Das Endphaseverbrechen, das mich am meisten berührt, sind die Morde von Brettheim, nördlich von Crailsheim, da es in der Nähe von Heidenheim liegt, wo ich aufgewachsen bin. 2006 gab es eine Exkursion dorthin, an der ich leider nicht teilnehmen konnte. Zufällig war ich ein paar Wochen später in der Ecke und habe einen Abstecher nach Brettheim gemacht und spontan einen alten Mann angesprochen, der mir über den Weg gelaufen ist. Der Mann war damals 15 und lebte im Nachbarort. Er nahm sich Zeit für mich und zeigte mir die Schauplätze. Später habe ich die Gedenkstätte noch zweimal offiziell besucht.

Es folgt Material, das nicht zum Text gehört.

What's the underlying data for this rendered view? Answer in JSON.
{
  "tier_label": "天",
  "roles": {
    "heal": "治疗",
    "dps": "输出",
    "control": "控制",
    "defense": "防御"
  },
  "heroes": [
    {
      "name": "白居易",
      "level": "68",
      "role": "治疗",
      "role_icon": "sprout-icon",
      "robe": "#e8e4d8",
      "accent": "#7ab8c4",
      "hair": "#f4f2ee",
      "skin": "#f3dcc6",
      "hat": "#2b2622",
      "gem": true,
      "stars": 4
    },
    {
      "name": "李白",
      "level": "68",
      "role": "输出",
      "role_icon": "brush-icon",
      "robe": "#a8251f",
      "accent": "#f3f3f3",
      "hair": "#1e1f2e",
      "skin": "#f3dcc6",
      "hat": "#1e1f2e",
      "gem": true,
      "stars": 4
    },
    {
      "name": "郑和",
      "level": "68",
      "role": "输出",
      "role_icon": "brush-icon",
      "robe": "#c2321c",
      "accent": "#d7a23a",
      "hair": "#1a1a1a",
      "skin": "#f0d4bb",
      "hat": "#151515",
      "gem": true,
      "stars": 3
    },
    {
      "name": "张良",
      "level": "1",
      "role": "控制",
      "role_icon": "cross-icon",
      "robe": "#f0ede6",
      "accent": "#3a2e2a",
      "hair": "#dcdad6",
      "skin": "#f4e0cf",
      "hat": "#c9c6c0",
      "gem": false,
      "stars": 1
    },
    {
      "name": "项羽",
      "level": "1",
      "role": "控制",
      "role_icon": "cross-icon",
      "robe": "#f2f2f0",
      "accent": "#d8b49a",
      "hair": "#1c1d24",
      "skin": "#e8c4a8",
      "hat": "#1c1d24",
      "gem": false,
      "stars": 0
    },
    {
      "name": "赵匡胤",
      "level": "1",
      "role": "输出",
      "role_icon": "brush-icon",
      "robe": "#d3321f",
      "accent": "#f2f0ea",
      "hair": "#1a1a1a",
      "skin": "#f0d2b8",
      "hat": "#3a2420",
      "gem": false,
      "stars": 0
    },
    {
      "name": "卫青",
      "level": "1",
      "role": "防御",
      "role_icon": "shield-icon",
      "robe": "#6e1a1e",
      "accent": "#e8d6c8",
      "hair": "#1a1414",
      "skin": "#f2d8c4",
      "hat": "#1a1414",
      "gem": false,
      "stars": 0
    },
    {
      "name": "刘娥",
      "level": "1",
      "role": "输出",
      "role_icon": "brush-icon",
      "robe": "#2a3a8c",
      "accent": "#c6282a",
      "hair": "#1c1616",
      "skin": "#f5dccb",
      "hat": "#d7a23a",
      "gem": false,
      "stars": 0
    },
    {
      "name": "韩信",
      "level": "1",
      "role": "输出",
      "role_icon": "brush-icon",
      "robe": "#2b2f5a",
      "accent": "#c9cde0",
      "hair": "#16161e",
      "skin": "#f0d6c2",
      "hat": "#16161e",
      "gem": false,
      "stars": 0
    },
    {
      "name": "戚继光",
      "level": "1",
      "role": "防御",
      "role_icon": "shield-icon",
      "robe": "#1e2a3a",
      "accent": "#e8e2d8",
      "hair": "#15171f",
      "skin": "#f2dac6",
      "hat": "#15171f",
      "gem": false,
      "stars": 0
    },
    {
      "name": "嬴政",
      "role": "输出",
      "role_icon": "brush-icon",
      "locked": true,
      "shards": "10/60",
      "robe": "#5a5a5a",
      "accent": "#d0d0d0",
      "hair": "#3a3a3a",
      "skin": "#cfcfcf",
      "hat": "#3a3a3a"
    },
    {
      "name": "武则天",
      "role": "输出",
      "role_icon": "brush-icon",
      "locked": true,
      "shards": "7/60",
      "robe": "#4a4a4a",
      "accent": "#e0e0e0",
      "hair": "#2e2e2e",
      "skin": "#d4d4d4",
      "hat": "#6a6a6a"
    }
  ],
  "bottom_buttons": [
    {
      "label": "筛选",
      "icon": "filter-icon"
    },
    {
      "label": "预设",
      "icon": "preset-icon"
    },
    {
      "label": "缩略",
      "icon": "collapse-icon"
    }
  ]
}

Mutige Bewohner wollten unnötiges Blutvergießen in Brettheim vermeiden und hinderten die HJ mit der Verteidigung des Ortes. Dies meldeten sie der SS und sie gaben den Verantwortlichen die Möglichkeit, sich zu stellen. Einer konnte fliehen, einer war noch minderjährig, wodurch er glimpflich davonkam und ein mutiger Bauer stellte sich, wohl wissend, dass dies sein Todesurteil war. Da sich der Bürgermeister und der Ortsgruppenführer weigerten, die Todesurteile zu unterschreiben, wurden auch diese standrechtlich zum Tode verurteilt und am Friedhof aufgehängt. Wer sich näher dafür interessiert, möge es bitte googeln oder bei Wikipedia „die Männer von Brettheim“ eingeben.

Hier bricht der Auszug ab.